第21章 育まれる愛とフルムーン
『…あのね、じゃあマレウスに お願いしたいのだけど』
「言ってみるがいい。お前になら、僕はなんだって応えよう」
自信たっぷりの瞳で、マレウスはローズを見下げた。朝靄の中で、彼の瞳が怪しげに光る。
そんな光を見つめながら、彼女はまるで魔法にかけられたように言葉を口にし始めた。
『……名前』
「?」
『っ、私の名前を呼んで、欲しい!』
ローズと再会してから、彼が彼女の名を口にしたのは数回きり。
もっともっと、呼んで欲しいと常日頃から思っていたのだ。照れ臭くて、言葉にするのは憚られていたが。これを機に、彼女はついにその願いを伝える事が出来た。
「ローズ」
『!』
「…欲の無い奴だ。こんな事でいいのか?」
『……うん』
「ローズ…」
マレウスは、大切に、大切にその名を口にする。
それから、ふわりと彼女の髪をひと房 持ち上げた。そして、また丁寧にローズの名を紡ぐのだった。
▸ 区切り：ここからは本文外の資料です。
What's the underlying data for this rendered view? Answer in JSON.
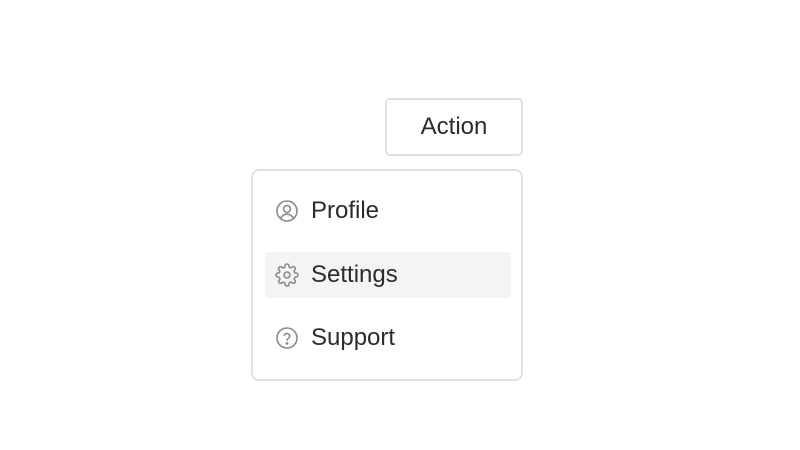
{
  "action_button": {
    "label": "Action"
  },
  "menu": {
    "items": [
      {
        "label": "Profile",
        "icon": "user-circle-icon",
        "highlighted": false
      },
      {
        "label": "Settings",
        "icon": "gear-icon",
        "highlighted": true
      },
      {
        "label": "Support",
        "icon": "help-circle-icon",
        "highlighted": false
      }
    ]
  },
  "colors": {
    "border": "#e0e0e0",
    "text": "#2b2b2b",
    "icon": "#8a8a8a",
    "highlight_bg": "#f4f4f4"
  }
}
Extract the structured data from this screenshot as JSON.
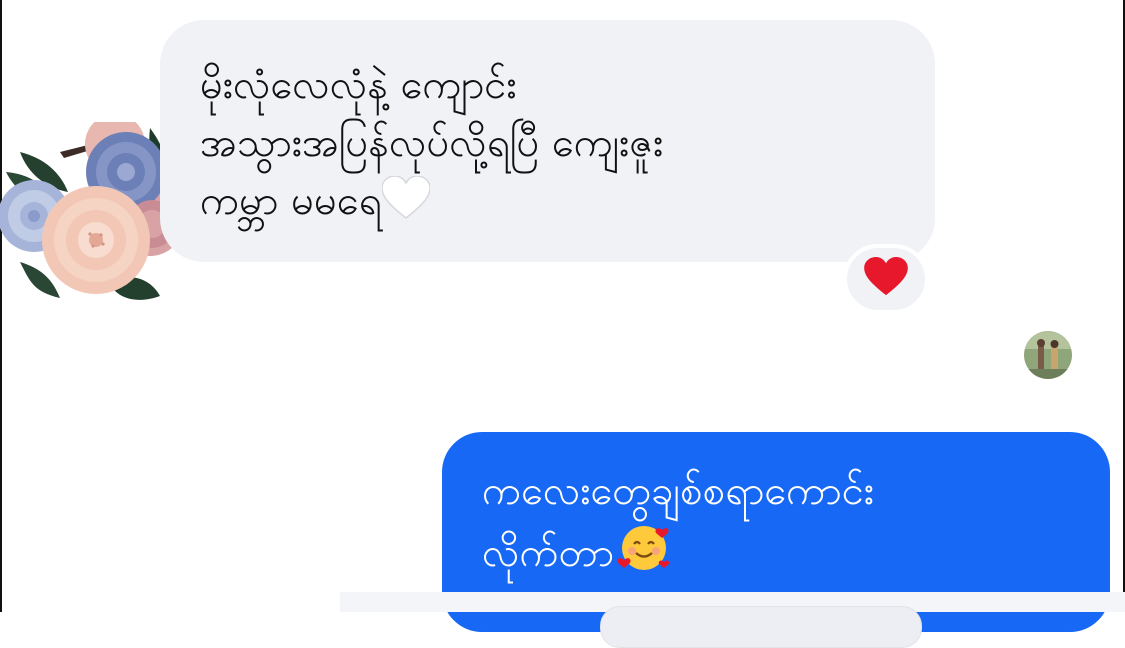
{
  "conversation": {
    "messages": [
      {
        "direction": "incoming",
        "lines": [
          "မိုးလုံလေလုံနဲ့ ကျောင်း",
          "အသွားအပြန်လုပ်လို့ရပြီ ကျေးဇူး",
          "ကမ္ဘာ မမရေ"
        ],
        "trailing_emoji": "white-heart-icon",
        "reaction": "red-heart-icon"
      },
      {
        "direction": "outgoing",
        "lines": [
          "ကလေးတွေချစ်စရာကောင်း",
          "လိုက်တာ"
        ],
        "trailing_emoji": "smiling-face-with-hearts-icon"
      }
    ]
  },
  "colors": {
    "incoming_bubble": "#f1f2f6",
    "outgoing_bubble": "#1668f5",
    "reaction_heart": "#e8182c"
  },
  "icons": {
    "sticker": "flower-sticker-icon",
    "avatar": "contact-avatar"
  }
}
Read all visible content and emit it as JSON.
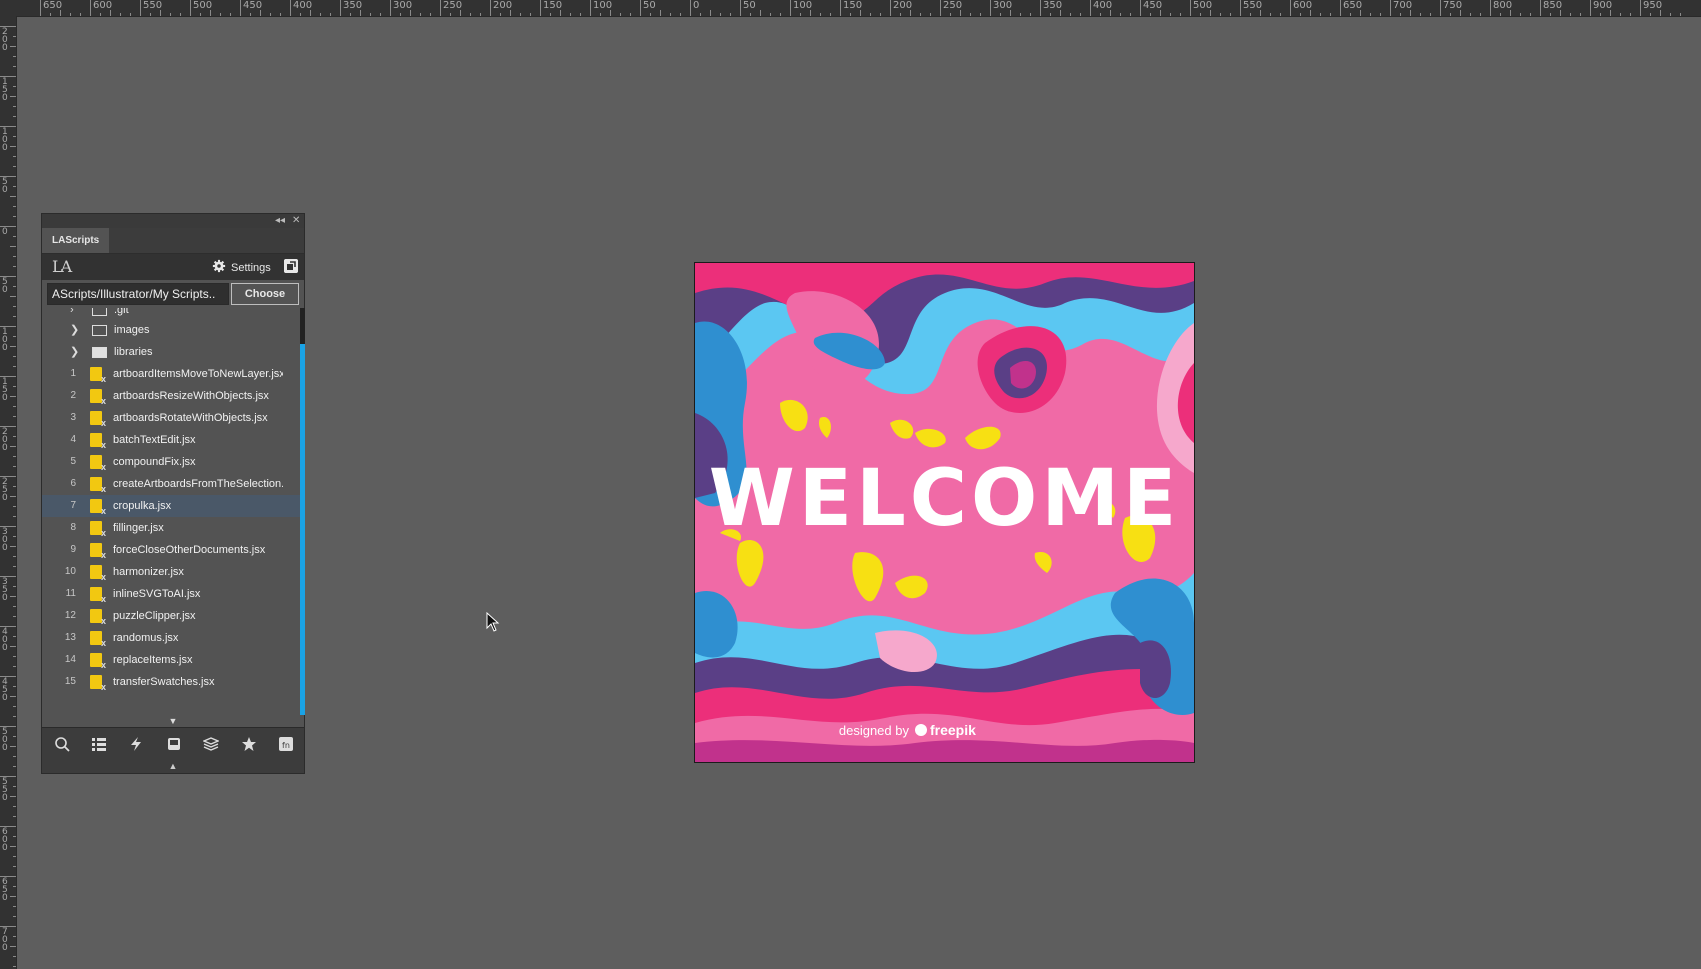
{
  "ruler": {
    "top_labels": [
      "650",
      "600",
      "550",
      "500",
      "450",
      "400",
      "350",
      "300",
      "250",
      "200",
      "150",
      "100",
      "50",
      "0",
      "50",
      "100",
      "150",
      "200",
      "250",
      "300",
      "350",
      "400",
      "450",
      "500",
      "550",
      "600",
      "650",
      "700",
      "750",
      "800",
      "850",
      "900",
      "950"
    ],
    "left_labels": [
      "200",
      "150",
      "100",
      "50",
      "0",
      "50",
      "100",
      "150",
      "200",
      "250",
      "300",
      "350",
      "400",
      "450",
      "500",
      "550",
      "600",
      "650",
      "700"
    ]
  },
  "panel": {
    "tab_label": "LAScripts",
    "logo": "LA",
    "settings_label": "Settings",
    "path_value": "..AScripts/Illustrator/My Scripts",
    "choose_label": "Choose",
    "folders": [
      {
        "name": ".git",
        "icon": "folder-outline-icon"
      },
      {
        "name": "images",
        "icon": "folder-outline-icon"
      },
      {
        "name": "libraries",
        "icon": "folder-filled-icon"
      }
    ],
    "scripts": [
      {
        "num": "1",
        "name": "artboardItemsMoveToNewLayer.jsx"
      },
      {
        "num": "2",
        "name": "artboardsResizeWithObjects.jsx"
      },
      {
        "num": "3",
        "name": "artboardsRotateWithObjects.jsx"
      },
      {
        "num": "4",
        "name": "batchTextEdit.jsx"
      },
      {
        "num": "5",
        "name": "compoundFix.jsx"
      },
      {
        "num": "6",
        "name": "createArtboardsFromTheSelection.jsx"
      },
      {
        "num": "7",
        "name": "cropulka.jsx"
      },
      {
        "num": "8",
        "name": "fillinger.jsx"
      },
      {
        "num": "9",
        "name": "forceCloseOtherDocuments.jsx"
      },
      {
        "num": "10",
        "name": "harmonizer.jsx"
      },
      {
        "num": "11",
        "name": "inlineSVGToAI.jsx"
      },
      {
        "num": "12",
        "name": "puzzleClipper.jsx"
      },
      {
        "num": "13",
        "name": "randomus.jsx"
      },
      {
        "num": "14",
        "name": "replaceItems.jsx"
      },
      {
        "num": "15",
        "name": "transferSwatches.jsx"
      }
    ],
    "selected_script": "cropulka.jsx",
    "bottom_icons": [
      "search-icon",
      "list-icon",
      "lightning-icon",
      "inbox-icon",
      "layers-icon",
      "star-icon",
      "fn-icon"
    ]
  },
  "artwork": {
    "headline": "WELCOME",
    "credit_prefix": "designed by",
    "credit_brand": "freepik",
    "colors": {
      "pink": "#f06aa6",
      "hotpink": "#ec2f7a",
      "purple": "#5a3f86",
      "blue": "#5bc7f2",
      "deepblue": "#2f8fd0",
      "lightpink": "#f6a8cc",
      "yellow": "#f7e013"
    }
  }
}
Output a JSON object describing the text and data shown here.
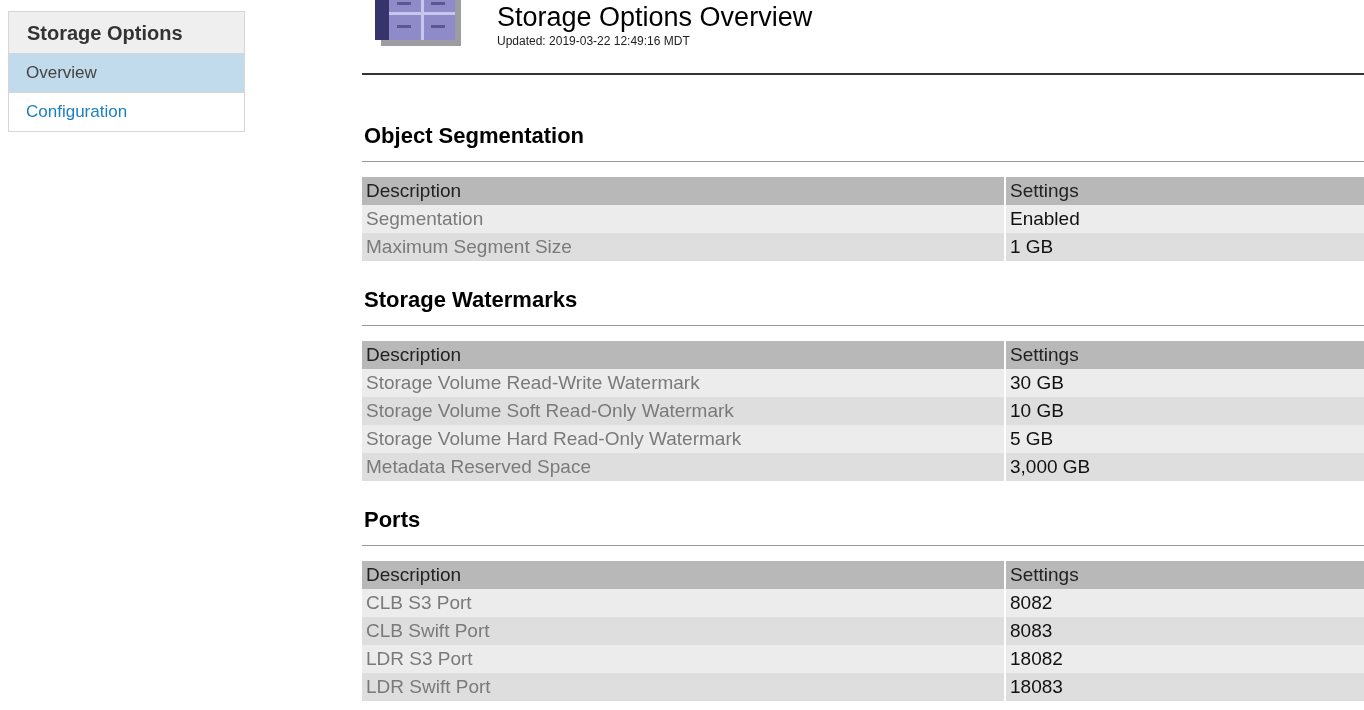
{
  "sidebar": {
    "title": "Storage Options",
    "items": [
      {
        "label": "Overview",
        "selected": true
      },
      {
        "label": "Configuration",
        "selected": false
      }
    ]
  },
  "header": {
    "title": "Storage Options Overview",
    "updated": "Updated: 2019-03-22 12:49:16 MDT"
  },
  "sections": [
    {
      "title": "Object Segmentation",
      "columns": [
        "Description",
        "Settings"
      ],
      "rows": [
        [
          "Segmentation",
          "Enabled"
        ],
        [
          "Maximum Segment Size",
          "1 GB"
        ]
      ]
    },
    {
      "title": "Storage Watermarks",
      "columns": [
        "Description",
        "Settings"
      ],
      "rows": [
        [
          "Storage Volume Read-Write Watermark",
          "30 GB"
        ],
        [
          "Storage Volume Soft Read-Only Watermark",
          "10 GB"
        ],
        [
          "Storage Volume Hard Read-Only Watermark",
          "5 GB"
        ],
        [
          "Metadata Reserved Space",
          "3,000 GB"
        ]
      ]
    },
    {
      "title": "Ports",
      "columns": [
        "Description",
        "Settings"
      ],
      "rows": [
        [
          "CLB S3 Port",
          "8082"
        ],
        [
          "CLB Swift Port",
          "8083"
        ],
        [
          "LDR S3 Port",
          "18082"
        ],
        [
          "LDR Swift Port",
          "18083"
        ]
      ]
    }
  ]
}
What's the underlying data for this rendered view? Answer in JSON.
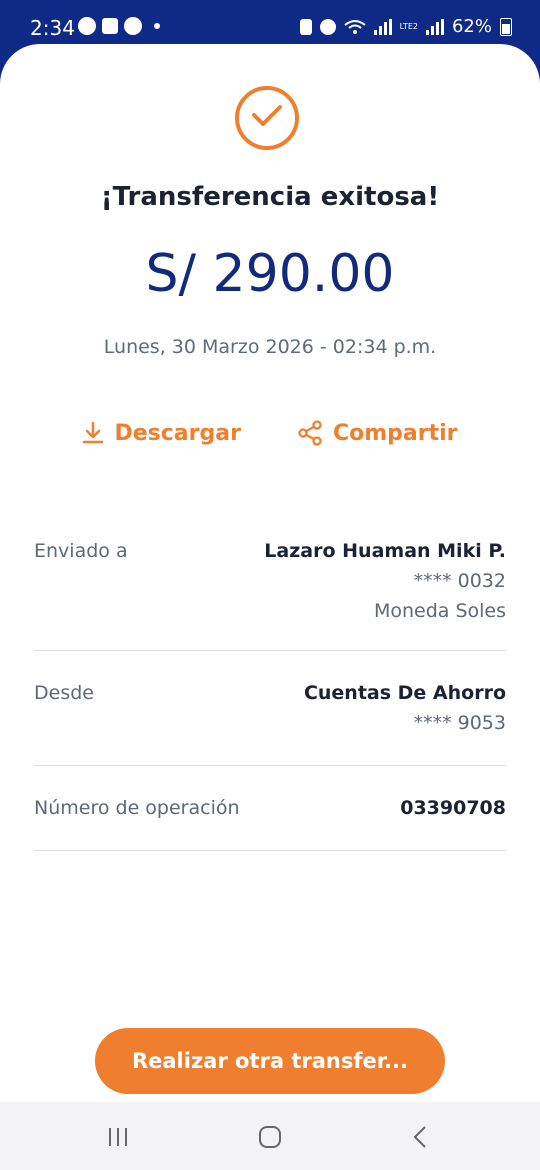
{
  "status": {
    "time": "2:34",
    "battery": "62%",
    "lte_label": "LTE2"
  },
  "receipt": {
    "title": "¡Transferencia exitosa!",
    "amount": "S/ 290.00",
    "datetime": "Lunes, 30 Marzo 2026 - 02:34 p.m."
  },
  "actions": {
    "download_label": "Descargar",
    "share_label": "Compartir"
  },
  "details": [
    {
      "label": "Enviado a",
      "value": "Lazaro Huaman Miki P.",
      "line2": "**** 0032",
      "line3": "Moneda Soles"
    },
    {
      "label": "Desde",
      "value": "Cuentas De Ahorro",
      "line2": "**** 9053"
    },
    {
      "label": "Número de operación",
      "value": "03390708"
    }
  ],
  "cta": {
    "label": "Realizar otra transfer..."
  },
  "colors": {
    "accent": "#ef7f2e",
    "brand": "#0f2a86",
    "amount": "#122a7e"
  },
  "icons": [
    "whatsapp-icon",
    "notification-icon",
    "messenger-icon",
    "alarm-icon",
    "wifi-icon",
    "signal-icon",
    "battery-icon",
    "check-icon",
    "download-icon",
    "share-icon",
    "recent-apps-icon",
    "home-icon",
    "back-icon"
  ]
}
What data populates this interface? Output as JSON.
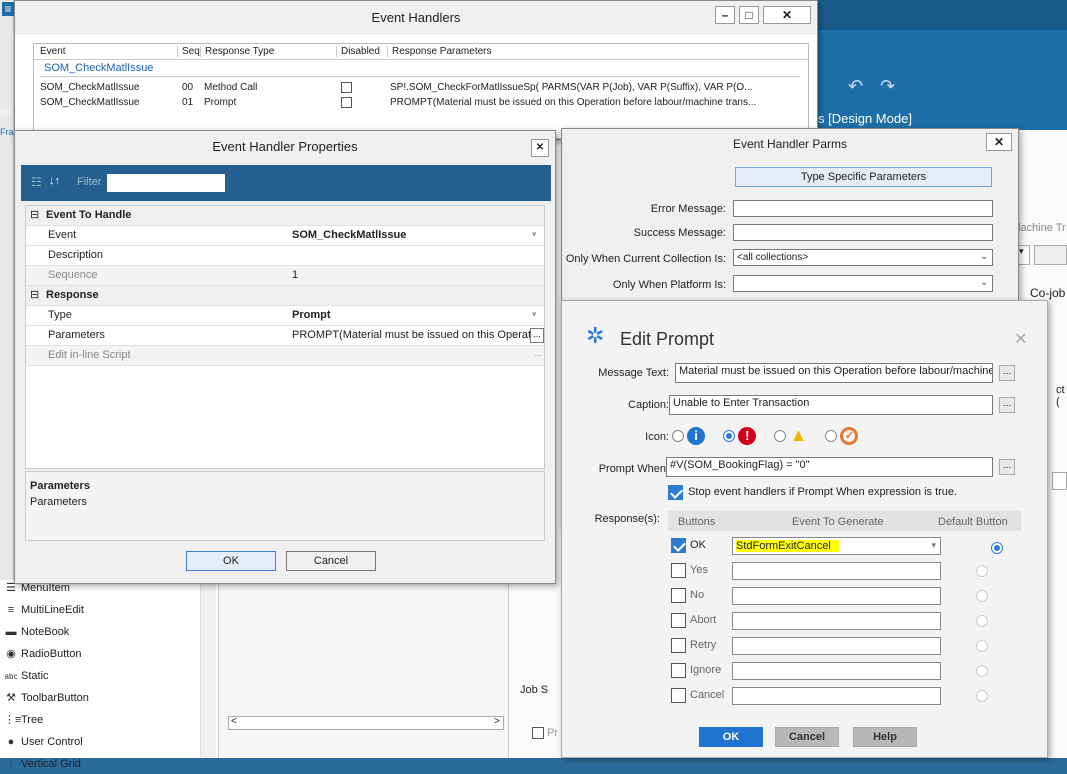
{
  "background": {
    "design_mode_label": "s  [Design Mode]",
    "right_labels": {
      "machine_tr": "lachine Tr",
      "co_job": "Co-job",
      "ct": "ct (",
      "job_s": "Job S",
      "pr": "Pr"
    },
    "toolbox_items": [
      {
        "label": "MenuItem",
        "icon": "menu-icon"
      },
      {
        "label": "MultiLineEdit",
        "icon": "multiline-icon"
      },
      {
        "label": "NoteBook",
        "icon": "notebook-icon"
      },
      {
        "label": "RadioButton",
        "icon": "radio-icon"
      },
      {
        "label": "Static",
        "icon": "abc-icon",
        "prefix": "abc"
      },
      {
        "label": "ToolbarButton",
        "icon": "toolbar-icon"
      },
      {
        "label": "Tree",
        "icon": "tree-icon"
      },
      {
        "label": "User Control",
        "icon": "user-icon"
      },
      {
        "label": "Vertical Grid",
        "icon": "grid-icon"
      }
    ],
    "left_strip_text": "Fra",
    "left_strip_text2": "oo"
  },
  "event_handlers": {
    "title": "Event Handlers",
    "columns": [
      "Event",
      "Seq",
      "Response Type",
      "Disabled",
      "Response Parameters"
    ],
    "group": "SOM_CheckMatlIssue",
    "rows": [
      {
        "event": "SOM_CheckMatlIssue",
        "seq": "00",
        "type": "Method Call",
        "disabled": false,
        "params": "SP!.SOM_CheckForMatlIssueSp( PARMS(VAR P(Job), VAR P(Suffix), VAR P(O..."
      },
      {
        "event": "SOM_CheckMatlIssue",
        "seq": "01",
        "type": "Prompt",
        "disabled": false,
        "params": "PROMPT(Material must be issued on this Operation before labour/machine trans..."
      }
    ]
  },
  "props": {
    "title": "Event Handler Properties",
    "filter_label": "Filter",
    "filter_value": "",
    "sections": {
      "event": "Event To Handle",
      "response": "Response"
    },
    "rows": {
      "event": {
        "k": "Event",
        "v": "SOM_CheckMatlIssue"
      },
      "description": {
        "k": "Description",
        "v": ""
      },
      "sequence": {
        "k": "Sequence",
        "v": "1"
      },
      "type": {
        "k": "Type",
        "v": "Prompt"
      },
      "parameters": {
        "k": "Parameters",
        "v": "PROMPT(Material must be issued on this Operati"
      },
      "script": {
        "k": "Edit in-line Script",
        "v": ""
      }
    },
    "desc_title": "Parameters",
    "desc_text": "Parameters",
    "ok": "OK",
    "cancel": "Cancel"
  },
  "parms": {
    "title": "Event Handler Parms",
    "type_specific": "Type Specific Parameters",
    "error_label": "Error Message:",
    "error_value": "",
    "success_label": "Success Message:",
    "success_value": "",
    "collection_label": "Only When Current Collection Is:",
    "collection_value": "<all collections>",
    "platform_label": "Only When Platform Is:",
    "platform_value": ""
  },
  "prompt": {
    "title": "Edit Prompt",
    "message_label": "Message Text:",
    "message_value": "Material must be issued on this Operation before labour/machine tr",
    "caption_label": "Caption:",
    "caption_value": "Unable to Enter Transaction",
    "icon_label": "Icon:",
    "when_label": "Prompt When:",
    "when_value": "#V(SOM_BookingFlag) = \"0\"",
    "stop_label": "Stop event handlers if Prompt When expression is true.",
    "responses_label": "Response(s):",
    "col_buttons": "Buttons",
    "col_event": "Event To Generate",
    "col_default": "Default Button",
    "responses": [
      {
        "button": "OK",
        "checked": true,
        "event": "StdFormExitCancel",
        "default": true
      },
      {
        "button": "Yes",
        "checked": false,
        "event": "",
        "default": false
      },
      {
        "button": "No",
        "checked": false,
        "event": "",
        "default": false
      },
      {
        "button": "Abort",
        "checked": false,
        "event": "",
        "default": false
      },
      {
        "button": "Retry",
        "checked": false,
        "event": "",
        "default": false
      },
      {
        "button": "Ignore",
        "checked": false,
        "event": "",
        "default": false
      },
      {
        "button": "Cancel",
        "checked": false,
        "event": "",
        "default": false
      }
    ],
    "ok": "OK",
    "cancel": "Cancel",
    "help": "Help",
    "accent": "#1f73d1"
  }
}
広々としたこの場所に、やわからな風が吹く。その風は色付いた花弁を纏いながら、2人を優しく包む。
サァァ、と 朝靄が晴れていった。
『………っ!! わ、私…!
本当に、もう行かなきゃ!!マレウスとの時間が楽しくて、ついゆっくりしちゃって…!
またねマレウス!また、ね!』
「あぁ…。前を見て走らなければまた転…
……行ったか」
1人、だだっ広い花畑に立ち竦むマレウス。
ふと、口元に手をやる。
未だに、そこには甘い余韻が残っていた。
その儚い甘さを慈しみながら、彼はまた
その名をぽつりと 口にした。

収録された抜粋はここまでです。